In the automotive industry, the amount of consumption of aluminum alloy materials and other non-ferrous metal alloy materials, such as plastic materials, synthetic carbon fiber materials, glass fiber materials and bonding materials is increasing, and that of diamond coated tools is also increasing as well. Polycrystalline diamond cutters are tool materials which are often used to cut high hardness materials in recent years. Moreover, it has better performance than carbide tool in wood processing industry.
The machining cost of polycrystalline diamond cutter is very high, and the price of its roughcast is also very expensive. The cutting operation with polycrystalline diamond cutters is time-consuming and laborious, and the rejection rate is quite high. In addition to the manufacturing errors of geometry and size, due to the high brittleness of polycrystalline diamond materials, it is very easy to break the gap on the cutting edge, which is the description of the difficulty in polycrystalline diamond cutters production and processing from precision tool manufacturers. In the development of polycrystalline diamond cutters, it is possible to solve such a problem more economically and with higher quality.
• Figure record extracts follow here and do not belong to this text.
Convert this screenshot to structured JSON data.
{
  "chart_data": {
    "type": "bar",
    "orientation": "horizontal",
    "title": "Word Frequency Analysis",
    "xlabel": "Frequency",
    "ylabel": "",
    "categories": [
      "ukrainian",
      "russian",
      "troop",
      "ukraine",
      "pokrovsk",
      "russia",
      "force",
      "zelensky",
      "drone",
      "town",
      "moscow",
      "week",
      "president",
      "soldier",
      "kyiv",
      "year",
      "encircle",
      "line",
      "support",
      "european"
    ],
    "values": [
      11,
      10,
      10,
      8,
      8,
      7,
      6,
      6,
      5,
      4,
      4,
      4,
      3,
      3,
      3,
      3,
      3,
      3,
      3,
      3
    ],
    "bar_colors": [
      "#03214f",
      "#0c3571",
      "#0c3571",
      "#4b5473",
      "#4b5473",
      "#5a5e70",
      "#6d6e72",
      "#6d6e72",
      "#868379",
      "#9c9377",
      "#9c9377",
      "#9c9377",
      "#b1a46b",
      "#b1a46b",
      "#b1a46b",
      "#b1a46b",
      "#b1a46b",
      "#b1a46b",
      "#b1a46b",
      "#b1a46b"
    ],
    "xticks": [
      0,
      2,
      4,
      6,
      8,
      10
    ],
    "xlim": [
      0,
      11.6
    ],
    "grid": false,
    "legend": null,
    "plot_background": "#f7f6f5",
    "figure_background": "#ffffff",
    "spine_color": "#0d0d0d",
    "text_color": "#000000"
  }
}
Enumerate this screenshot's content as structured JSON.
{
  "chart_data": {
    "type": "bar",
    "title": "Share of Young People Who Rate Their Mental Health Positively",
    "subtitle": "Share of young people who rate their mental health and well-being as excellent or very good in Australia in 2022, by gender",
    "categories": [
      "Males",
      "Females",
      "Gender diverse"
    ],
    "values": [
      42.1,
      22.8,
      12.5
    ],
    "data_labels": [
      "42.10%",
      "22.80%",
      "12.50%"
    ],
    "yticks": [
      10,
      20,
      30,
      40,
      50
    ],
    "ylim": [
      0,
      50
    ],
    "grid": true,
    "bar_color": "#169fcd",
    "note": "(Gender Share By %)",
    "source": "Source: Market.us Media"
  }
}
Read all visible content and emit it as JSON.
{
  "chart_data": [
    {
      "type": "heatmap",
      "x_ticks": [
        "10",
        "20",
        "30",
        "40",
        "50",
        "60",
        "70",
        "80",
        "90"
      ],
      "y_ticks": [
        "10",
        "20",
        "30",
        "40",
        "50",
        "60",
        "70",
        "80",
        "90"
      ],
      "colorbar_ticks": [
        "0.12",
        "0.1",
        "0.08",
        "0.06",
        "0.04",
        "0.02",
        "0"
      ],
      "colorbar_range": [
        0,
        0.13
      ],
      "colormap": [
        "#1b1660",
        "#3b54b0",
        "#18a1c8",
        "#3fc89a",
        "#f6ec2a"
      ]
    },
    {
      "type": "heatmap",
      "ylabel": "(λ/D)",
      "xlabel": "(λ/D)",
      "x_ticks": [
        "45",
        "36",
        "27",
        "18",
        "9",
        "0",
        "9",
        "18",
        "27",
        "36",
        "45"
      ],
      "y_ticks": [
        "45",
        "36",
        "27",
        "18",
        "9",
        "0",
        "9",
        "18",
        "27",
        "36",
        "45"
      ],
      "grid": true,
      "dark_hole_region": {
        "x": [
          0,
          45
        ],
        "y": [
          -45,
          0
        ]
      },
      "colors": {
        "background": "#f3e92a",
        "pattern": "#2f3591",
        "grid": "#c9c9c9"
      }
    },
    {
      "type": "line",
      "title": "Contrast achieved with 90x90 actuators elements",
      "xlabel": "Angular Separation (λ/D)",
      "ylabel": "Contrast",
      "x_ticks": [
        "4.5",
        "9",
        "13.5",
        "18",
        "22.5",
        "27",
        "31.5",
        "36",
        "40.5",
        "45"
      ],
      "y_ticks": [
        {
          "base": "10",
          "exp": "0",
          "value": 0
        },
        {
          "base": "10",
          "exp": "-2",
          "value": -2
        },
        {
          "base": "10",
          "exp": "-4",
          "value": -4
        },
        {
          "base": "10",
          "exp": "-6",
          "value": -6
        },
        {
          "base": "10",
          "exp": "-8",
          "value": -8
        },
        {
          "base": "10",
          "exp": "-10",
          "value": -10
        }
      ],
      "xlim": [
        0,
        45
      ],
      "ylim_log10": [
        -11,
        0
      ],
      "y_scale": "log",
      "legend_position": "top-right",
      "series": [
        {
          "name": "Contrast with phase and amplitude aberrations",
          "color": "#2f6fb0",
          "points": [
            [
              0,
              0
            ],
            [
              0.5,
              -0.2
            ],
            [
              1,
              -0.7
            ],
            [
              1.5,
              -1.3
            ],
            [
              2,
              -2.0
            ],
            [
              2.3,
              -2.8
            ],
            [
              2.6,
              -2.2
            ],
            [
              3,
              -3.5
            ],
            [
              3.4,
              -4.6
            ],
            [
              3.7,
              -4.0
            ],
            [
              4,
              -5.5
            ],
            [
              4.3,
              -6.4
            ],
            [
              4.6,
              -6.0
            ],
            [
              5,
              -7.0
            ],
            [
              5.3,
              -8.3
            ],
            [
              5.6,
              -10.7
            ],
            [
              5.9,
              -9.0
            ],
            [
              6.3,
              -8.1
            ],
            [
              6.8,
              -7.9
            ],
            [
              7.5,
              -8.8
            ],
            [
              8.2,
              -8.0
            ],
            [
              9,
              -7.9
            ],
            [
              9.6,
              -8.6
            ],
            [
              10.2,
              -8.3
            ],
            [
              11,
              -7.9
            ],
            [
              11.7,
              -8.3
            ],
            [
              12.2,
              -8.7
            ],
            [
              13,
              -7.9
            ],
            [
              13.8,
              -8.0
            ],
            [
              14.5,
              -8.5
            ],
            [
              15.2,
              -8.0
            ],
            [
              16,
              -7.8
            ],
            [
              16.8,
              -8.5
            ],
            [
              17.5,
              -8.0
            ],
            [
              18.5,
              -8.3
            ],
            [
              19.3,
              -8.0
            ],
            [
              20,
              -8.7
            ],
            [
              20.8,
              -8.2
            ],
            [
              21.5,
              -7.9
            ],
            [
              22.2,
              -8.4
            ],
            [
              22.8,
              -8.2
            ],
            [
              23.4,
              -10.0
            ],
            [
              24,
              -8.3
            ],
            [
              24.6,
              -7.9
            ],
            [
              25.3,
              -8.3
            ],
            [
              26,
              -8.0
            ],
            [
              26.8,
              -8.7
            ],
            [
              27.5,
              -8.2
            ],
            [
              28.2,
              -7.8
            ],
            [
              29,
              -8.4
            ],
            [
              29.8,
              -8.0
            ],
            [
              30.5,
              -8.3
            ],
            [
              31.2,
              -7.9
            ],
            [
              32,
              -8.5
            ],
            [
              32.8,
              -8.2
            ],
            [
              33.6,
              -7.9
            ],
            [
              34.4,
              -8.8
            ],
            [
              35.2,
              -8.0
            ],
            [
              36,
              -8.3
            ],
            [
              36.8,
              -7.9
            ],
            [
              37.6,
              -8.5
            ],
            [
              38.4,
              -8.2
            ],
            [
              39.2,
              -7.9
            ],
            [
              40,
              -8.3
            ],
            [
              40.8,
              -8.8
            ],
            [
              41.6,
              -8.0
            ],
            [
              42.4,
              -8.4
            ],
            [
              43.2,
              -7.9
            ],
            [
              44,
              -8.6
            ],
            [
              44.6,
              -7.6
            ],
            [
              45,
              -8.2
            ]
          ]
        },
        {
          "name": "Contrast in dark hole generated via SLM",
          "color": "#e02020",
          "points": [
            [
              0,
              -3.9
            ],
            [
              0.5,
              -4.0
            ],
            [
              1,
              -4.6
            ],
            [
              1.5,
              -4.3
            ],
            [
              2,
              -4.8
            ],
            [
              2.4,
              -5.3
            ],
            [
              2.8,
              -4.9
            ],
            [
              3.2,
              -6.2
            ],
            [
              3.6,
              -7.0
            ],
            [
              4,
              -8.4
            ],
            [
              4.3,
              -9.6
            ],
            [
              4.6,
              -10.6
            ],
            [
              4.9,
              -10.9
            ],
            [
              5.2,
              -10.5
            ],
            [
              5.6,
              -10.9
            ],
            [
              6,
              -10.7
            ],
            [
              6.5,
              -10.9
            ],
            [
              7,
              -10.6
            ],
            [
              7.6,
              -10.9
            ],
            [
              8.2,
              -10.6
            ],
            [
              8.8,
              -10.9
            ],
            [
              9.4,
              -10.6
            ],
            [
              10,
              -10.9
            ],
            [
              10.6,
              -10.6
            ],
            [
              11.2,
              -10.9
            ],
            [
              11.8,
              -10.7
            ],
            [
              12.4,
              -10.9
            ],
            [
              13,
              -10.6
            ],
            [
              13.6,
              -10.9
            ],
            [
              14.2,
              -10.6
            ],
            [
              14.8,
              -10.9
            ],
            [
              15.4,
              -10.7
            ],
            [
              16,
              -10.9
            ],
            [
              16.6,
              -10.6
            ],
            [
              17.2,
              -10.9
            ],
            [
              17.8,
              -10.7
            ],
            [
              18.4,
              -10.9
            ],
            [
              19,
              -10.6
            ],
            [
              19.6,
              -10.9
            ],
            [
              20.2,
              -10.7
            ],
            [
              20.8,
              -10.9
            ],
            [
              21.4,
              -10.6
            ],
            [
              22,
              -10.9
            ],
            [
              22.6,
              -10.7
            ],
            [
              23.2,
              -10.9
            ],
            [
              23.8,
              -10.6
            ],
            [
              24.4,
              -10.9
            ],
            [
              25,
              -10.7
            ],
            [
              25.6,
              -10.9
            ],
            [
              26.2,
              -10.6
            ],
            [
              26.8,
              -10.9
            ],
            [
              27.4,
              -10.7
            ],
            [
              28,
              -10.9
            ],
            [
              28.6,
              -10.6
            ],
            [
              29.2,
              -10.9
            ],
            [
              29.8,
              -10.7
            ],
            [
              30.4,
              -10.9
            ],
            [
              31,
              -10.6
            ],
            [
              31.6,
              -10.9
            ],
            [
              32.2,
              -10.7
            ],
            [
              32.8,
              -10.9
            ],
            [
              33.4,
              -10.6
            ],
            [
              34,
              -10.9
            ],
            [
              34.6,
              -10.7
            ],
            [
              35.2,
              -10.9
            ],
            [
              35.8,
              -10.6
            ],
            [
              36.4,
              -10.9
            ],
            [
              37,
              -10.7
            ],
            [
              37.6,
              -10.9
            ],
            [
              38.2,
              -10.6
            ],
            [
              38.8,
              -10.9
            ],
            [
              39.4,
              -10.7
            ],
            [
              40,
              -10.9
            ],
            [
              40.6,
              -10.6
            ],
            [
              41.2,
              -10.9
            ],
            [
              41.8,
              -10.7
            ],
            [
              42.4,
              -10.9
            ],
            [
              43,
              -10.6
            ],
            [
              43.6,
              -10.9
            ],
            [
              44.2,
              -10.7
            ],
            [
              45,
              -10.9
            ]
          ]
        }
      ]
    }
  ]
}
Polycrystalline diamond is a kind of sintered synthetic diamond billet. It has the structure shape of metal cutting tool, and is made of hard material (tungsten carbide). This kind of metal-based cutting material has a certain conductivity, which makes it possible for polycrystalline diamond cutting tools to be electro-corrosive wire cutting or electro-corrosive machining. One of the important tasks of electrochemical etching is to process qualified blades on sintered polycrystalline diamond roughcasts. Another problem that needs to be solved in the electrochemical etching machining is that the polycrystalline diamond cutter installed in the cutter body has to be grinded again to make it sharper.